Attorney General Gurbir S. Grewal and the Division on Civil Rights (DCR) announced today that the Division has issued a Finding of Probable Cause against a Morris County duplex owner for engaging in unlawful discrimination by refusing to accept a Black man’s rental application based on his race and by seeking to bar children from occupying the rental unit.
Adrienne Brown, the landlord, is accused of rejecting the rental application of prospective tenant Timothy Jenkins in December 2016 following a six-day series of email exchanges involving Brown, Brown’s real estate agent and would-be tenant Jenkins.
The emails involved negotiations over Jenkins’ prospective rental of a Morristown property owned by Brown. One of the sticking points was Jenkins’ refusal to sign a lease addendum which, among other terms, barred children from occupying the rental unit. Brown’s own agent told Brown she would not sign the addendum, which would violate New Jersey’s Law Against Discrimination (LAD) by seeking to bar children.
As the email discussions wore on, a DCR investigation showed, Brown made unsolicited references to the fact Jenkins is Black in three separate emails to her agent. In one of those emails, she appeared to blame the agent for the protracted nature of the talks. Specifically, Brown suggested that, because Jenkins is Black, the agent “may have been reluctant” to strike a strong negotiating posture with him “and thus we have both been exposed to an unwarranted delay and a good deal of back and forthing.”
Brown ultimately rented the property to two white applicants. She refused to be interviewed by DCR about the case.
”There’s no place for housing discrimination in New Jersey, based on race or on any other protected characteristic,” said Attorney General Grewal. “We are committed to rooting it out, whether that means educating first-time landlords on compliance with our anti-discrimination laws, taking on implicit bias, or eradicating redlining.”
“Race discrimination in housing, whether explicit or implicit, is illegal in New Jersey,” said Division on Civil Rights Director Rachel Wainer Apter. “A prospective tenant’s race is simply not relevant to a rental inquiry. It is also illegal to refuse to rent to a family with children, or to attempt to get a prospective tenant to sign an agreement that bars families with children.

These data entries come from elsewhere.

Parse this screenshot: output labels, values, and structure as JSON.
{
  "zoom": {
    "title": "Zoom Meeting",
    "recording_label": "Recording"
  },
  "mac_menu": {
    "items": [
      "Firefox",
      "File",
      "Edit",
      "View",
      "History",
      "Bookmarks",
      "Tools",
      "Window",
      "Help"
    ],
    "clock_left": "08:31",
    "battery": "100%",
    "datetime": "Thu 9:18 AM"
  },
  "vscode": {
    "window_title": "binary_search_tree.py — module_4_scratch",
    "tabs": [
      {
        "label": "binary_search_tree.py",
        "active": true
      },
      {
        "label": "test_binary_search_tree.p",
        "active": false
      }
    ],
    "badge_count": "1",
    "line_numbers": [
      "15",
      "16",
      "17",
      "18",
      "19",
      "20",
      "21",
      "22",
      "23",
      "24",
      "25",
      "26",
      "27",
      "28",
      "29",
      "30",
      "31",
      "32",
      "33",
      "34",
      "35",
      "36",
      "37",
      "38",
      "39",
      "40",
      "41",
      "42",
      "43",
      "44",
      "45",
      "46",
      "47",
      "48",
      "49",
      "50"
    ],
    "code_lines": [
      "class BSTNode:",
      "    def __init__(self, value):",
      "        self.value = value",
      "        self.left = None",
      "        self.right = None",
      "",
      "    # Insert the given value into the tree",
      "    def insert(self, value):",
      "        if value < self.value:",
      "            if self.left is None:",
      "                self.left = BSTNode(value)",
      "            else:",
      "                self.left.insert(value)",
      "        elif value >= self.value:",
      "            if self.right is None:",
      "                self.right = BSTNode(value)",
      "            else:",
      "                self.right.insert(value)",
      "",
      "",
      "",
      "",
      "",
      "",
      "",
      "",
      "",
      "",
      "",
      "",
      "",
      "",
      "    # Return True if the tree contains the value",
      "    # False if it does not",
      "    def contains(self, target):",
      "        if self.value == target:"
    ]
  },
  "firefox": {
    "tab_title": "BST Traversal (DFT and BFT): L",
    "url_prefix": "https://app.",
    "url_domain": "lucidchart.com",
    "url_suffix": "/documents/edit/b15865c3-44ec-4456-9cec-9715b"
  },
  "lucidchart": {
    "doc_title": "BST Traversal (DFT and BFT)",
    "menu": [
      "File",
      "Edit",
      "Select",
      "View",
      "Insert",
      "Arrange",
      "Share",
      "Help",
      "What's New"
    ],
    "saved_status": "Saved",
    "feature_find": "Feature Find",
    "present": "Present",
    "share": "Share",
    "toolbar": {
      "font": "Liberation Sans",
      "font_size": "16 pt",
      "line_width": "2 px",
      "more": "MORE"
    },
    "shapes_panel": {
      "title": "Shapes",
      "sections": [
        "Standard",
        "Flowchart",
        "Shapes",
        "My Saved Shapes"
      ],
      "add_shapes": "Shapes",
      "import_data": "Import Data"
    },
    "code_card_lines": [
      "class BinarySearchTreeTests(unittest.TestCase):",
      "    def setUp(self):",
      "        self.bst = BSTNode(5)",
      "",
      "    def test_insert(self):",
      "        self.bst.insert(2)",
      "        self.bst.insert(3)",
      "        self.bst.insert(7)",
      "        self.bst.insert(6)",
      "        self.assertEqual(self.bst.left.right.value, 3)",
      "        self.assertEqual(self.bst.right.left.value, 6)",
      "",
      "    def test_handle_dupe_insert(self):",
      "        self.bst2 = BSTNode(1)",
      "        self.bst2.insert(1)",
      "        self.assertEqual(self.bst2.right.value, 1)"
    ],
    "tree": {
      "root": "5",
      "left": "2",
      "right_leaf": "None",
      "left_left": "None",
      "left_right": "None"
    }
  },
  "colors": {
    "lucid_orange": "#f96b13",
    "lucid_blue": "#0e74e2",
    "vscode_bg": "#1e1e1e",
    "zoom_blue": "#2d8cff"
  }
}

Landlords and real estate agents who would like further information on fair housing laws in New Jersey should contact our office.”
Issued in September of this year, the FPC against Brown notes Brown’s “decision to mention Complainant’s race in three separate emails to her agent, when race was in no way relevant to the transaction or mentioned by the agent, along with her decision to deny his application and rent to two white tenants instead, at least suggests that race could have been a motivating factor” in her decision.
In addition, the FPC explains, Brown’s insistence on Jenkins signing a lease addendum barring children – referenced in multiple emails with her agent – represented a separate apparent violation of the LAD.
Brown also indicated in her emails that Jenkins’ refusal to sign the lease addendum excluding children was weighing against him in her consideration of his rental application. In a December 16, 2017 email to her agent, for example, Brown stated, “If he won’t sign the Addendum, as you mention today, it definitely is over.”
The FPC notes that, under the LAD, Brown’s holding against Jenkins his refusal to sign a lease addendum that was illegal because it sought to bar children was itself a violation of the law.
A Finding of Probable Cause does not resolve a civil rights complaint. Rather, it means the State has concluded its preliminary investigation and determined there is sufficient evidence to support a reasonable suspicion the LAD has been violated.